Run a Local LLM with OpenClaw on Your Mac Mini

https://towardsdatascience.com/run-a-local-llm-with-openclaw-on-your-mac-mini/

Publish Date: 2026-06-16 11:00:00

Source Domain: towardsdatascience.com

You bought the Mac Mini for Openclaw. Perfect.

late, Anthropic has pushed OpenClaw users toward its pay-per-token API1, turning what was once a one-time hardware purchase into an (large) ongoing expense2. Even if you use OpenAI, you’re still going to be paying quite a bit monthly.

💵💵 Running a local model eliminates the monthly cost for your OpenClaw agents, entirely. 💵💵

However, getting everything installed and configured can be confusing, especially if you’re new to local LLMs.
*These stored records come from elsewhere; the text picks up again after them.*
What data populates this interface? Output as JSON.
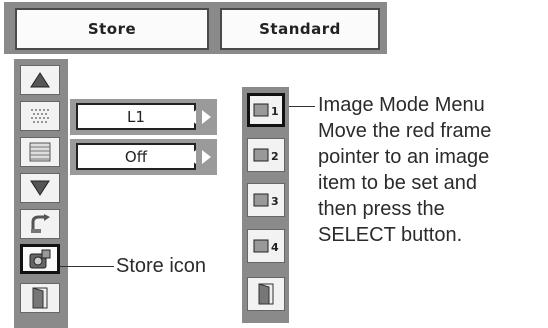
{
  "top": {
    "store_label": "Store",
    "mode_label": "Standard"
  },
  "fields": [
    {
      "value": "L1"
    },
    {
      "value": "Off"
    }
  ],
  "left_icons": [
    "up-triangle-icon",
    "dither-pattern-icon",
    "grid-icon",
    "down-triangle-icon",
    "reset-arrow-icon",
    "store-icon",
    "exit-door-icon"
  ],
  "right_icons": [
    "image-1-icon",
    "image-2-icon",
    "image-3-icon",
    "image-4-icon",
    "exit-door-icon"
  ],
  "right_icon_numbers": [
    "1",
    "2",
    "3",
    "4"
  ],
  "annotations": {
    "menu_callout": [
      "Image Mode Menu",
      "Move the red frame",
      "pointer to an image",
      "item to be set and",
      "then press the",
      "SELECT button."
    ],
    "store_callout": "Store icon"
  }
}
In this article, I’ll show you how to set up a local LLM (in the most pain-free way) on your Mac Mini that can power your agent for free.

You can use it even if you’re a beginner.

🤨 “I’ve heard that local LLMs don’t work as well, is that true?”

A local LLM (properly set up) will perform almost indistinguishably for tasks like emails, calendar management, reminders, home IoT automation and basic internet research (things you actually do with OpenClaw).

If you need to do something more advanced, like using OpenClaw for software engineering, there’s a link at the bottom which highlights how to set up a fallback model.

⚠️Note: This guide is not a full OpenClaw tutorial.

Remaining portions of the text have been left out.